The Grain Hedge Team provides a macro-focused daily view of the world’s grain markets. Kevin McNew received a bachelor’s degree from Oklahoma State University and his master’s and Ph.D. degrees in Economics from North Carolina State University. He spent 10 years as a Professor of Economics with the University of Maryland and Montana State University focusing on commodity markets and is widely regarded for his ability to boil-down complex economic situations into easy-to-understand concepts for applied life.
Grains Recover on Light Overnight Trading
Jan 18, 2013
Grain prices were modestly higher across the board overnight helping erase part of the losses from Thursday’s day session.
After a steep runup following last week’s fresh supply and demand data, grain markets turned lower on Thursday even in the face of seemingly bullish news. Soybeans ht a marketing year high 1.6 MMT of export business for the weeks led by aggressive soybean purchases by China. In addition, USDA announced a daily sale of 240,000 MT of beans to unknown destinations on Thursday. Corn even fared well posting a 393,000 MT week after successive sub-100,000 ton weeks of late. Wheat managed a good showing as well with 536,000 MT for the week.
The soybean market continues to try to balance exceptionally strong near term demand with the prospects of a record large crop in South America. Nearby March futures has traded up to key resistance at $14.50 in recent sessions but has backed off and currently sits at $14.35. It will be important for this market take out that level to keep the bullish enthusiasm in check.
For corn, it too has stalled out at key resistance of $7.34 but we think ultimately it needs to trade back to the $7.60 mark of the fall on March futures to curb demand. With livestock feed use being stronger during Sep-Nov than expected by USDA, it seems likely that prices need to eclipse the $7.60 mark that was traded during that time period.

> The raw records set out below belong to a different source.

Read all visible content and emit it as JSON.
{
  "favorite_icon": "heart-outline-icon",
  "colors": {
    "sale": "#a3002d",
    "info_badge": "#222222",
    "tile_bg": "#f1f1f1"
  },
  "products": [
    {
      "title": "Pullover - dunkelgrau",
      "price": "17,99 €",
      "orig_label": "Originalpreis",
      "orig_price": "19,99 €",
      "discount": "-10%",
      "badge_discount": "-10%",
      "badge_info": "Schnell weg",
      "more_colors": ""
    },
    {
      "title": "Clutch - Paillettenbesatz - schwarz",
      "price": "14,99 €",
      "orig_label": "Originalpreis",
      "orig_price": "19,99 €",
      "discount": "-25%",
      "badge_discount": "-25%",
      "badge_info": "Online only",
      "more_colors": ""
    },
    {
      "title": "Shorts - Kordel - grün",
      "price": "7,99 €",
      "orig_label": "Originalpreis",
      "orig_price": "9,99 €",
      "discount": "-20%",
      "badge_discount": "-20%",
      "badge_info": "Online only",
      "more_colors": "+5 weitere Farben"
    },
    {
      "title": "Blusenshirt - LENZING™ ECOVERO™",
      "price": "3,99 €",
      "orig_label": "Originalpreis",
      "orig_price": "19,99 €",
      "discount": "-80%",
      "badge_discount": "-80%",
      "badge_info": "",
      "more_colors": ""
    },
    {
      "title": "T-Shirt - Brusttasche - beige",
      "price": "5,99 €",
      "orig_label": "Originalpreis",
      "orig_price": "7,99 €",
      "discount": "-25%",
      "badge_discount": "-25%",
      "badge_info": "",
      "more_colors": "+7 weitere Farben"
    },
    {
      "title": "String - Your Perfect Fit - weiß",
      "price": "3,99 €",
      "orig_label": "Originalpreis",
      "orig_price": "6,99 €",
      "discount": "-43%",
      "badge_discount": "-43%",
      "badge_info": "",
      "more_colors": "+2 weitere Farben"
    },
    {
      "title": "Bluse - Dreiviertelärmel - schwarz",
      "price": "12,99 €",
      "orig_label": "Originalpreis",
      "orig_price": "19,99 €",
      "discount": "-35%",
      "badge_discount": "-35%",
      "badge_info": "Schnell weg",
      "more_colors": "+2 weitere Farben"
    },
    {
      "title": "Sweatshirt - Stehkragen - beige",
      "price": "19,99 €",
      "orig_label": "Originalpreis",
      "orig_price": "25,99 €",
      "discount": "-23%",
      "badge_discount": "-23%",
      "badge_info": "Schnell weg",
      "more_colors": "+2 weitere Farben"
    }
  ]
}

In the wheat market, dryness in the U.S. Plains continues to keep prices supported, but competition from India keeps prices from running too far. India’s government has burdensome stockpiles of wheat that it needs to unload on the world market before the next harvest. Indian wheat is cheapest at the moment and it has very successfully replaced Australian wheat in the animal feed market. India is poised to triple wheat exports this year to a higher-than-expected, record 6 million tonnes, helping plug a shortfall in lower-quality grain supplies and keep a lid on global prices.